- Так сколько? - Филин опустился в кресло, жалобно пискнувшее под
телесами.
- Два года, - неуверенность сквозила в голосе ответчика, двух лет еще
не набежало, но... к тому шло.
- Х-м... - Филин сощурил глаза, подумал о дочерях: эх, девки-девки!
приходится из-за вас лицо терять. Шпындро знал, о чем думает Филин, и оба
знали, что каждый читает мысли другого.
Теперь Игорь Иванович судорожно прикидывал тактику, зря
переполошился, думал, понадобится оправдываться во грехах, а вышло иное,
Филина он особенно не опасался, старик сам замаран, но допускал, что Филин
исполняет чужую волю, волю тех, к кому Шпындро доступа не имел и про
которых только слушал не слишком лестное, но точно не знал, не мог
утверждать, мол тоже, берут. Понятно, Филин хочет выжать из ситуации все.
Объяснимое желание, Шпындро и сам поступал так всегда, он даже прикидывал
следующую фразу Филина: х-м, есть несколько кандидатур или х-е..., а
Кругов-то, что у нас поделывает или... обстановка сейчас сложная, сам
знаешь. Это последнее сетование всегда работало безотказно. Кто ж
признает, что не сложная, тогда и сам вроде в игрушки играешь. Чем же
понадобится поступиться, сколько заносок грядет и каким товаром.
Филин тоже знал, как сунуть под дых: сколько, как ты вернулся? - дело
серьезное и ради девочек, ради долгих нудных лет службы, ради грядущего
ухода на пенсию он не имел права продешевить, утешало, что Шпындро правила
игры усвоил, но каждый раз испытываешь сомнения: вдруг человек
переменился, вдруг решил проскочить беззатратно - на халяву! как смеются
дочери. Привыкнуть к подаяниям Филин так и не смог, но и обходиться без
них не научился и каждый раз, как много лет назад на фронте перед боем,
его охватывало возбуждение и тревога, и нервозность, и желание
представить, что же именно его ожидает, и понимание, что точно
предвосхитить все невозможно. Подношений требовала и дача.

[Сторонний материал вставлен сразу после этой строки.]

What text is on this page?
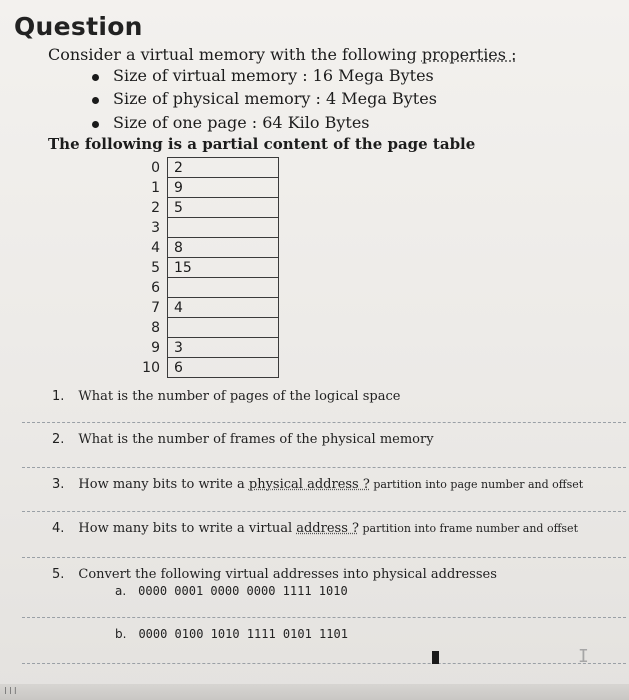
Question
Consider a virtual memory with the following properties :
Size of virtual memory : 16 Mega Bytes
Size of physical memory : 4 Mega Bytes
Size of one page : 64 Kilo Bytes
The following is a partial content of the page table
0	2
1	9
2	5
3
4	8
5	15
6
7	4
8
9	3
10	6
1. What is the number of pages of the logical space
2. What is the number of frames of the physical memory
3. How many bits to write a physical address ? partition into page number and offset
4. How many bits to write a virtual address ? partition into frame number and offset
5. Convert the following virtual addresses into physical addresses
a. 0000 0001 0000 0000 1111 1010
b. 0000 0100 1010 1111 0101 1101
I
III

Филин
придерживал каждую копейку, назначив даче служить местом последнего
утешения после трудов всей жизни; и галстуки кожаные, даренные Шпындро, и
его зажигалки легли неприметным камнем в фундамент дачи, в вагонку, в
стены, прокаленные паяльной лампой. Дача высасывала все соки: и задний ход
не дашь, и все давай-давай; каждый гвоздь, каждое оконце стоило денег.
Филин хотел бы отдельную кухню, этакий кукольный деревянный домик, чистый
и пахнущий смолой, как у соседа по участку, и может в мечтах о таком
теремке, может прикидывая, что, как ни хороша дача, нельзя допустить, чтоб
незамужние дочери одевались плоше других; и еще от горечи за выросший
живот и от четкого понимания, что таким гладко причесанным, таким, как
человек напротив, которому вслед хихикая, посматривают яркоглазые дурочки
из десятков кабинетов, таким ему не стать никогда, словом, по всей
совокупности размышлений выходило, что упустить свое никак нельзя.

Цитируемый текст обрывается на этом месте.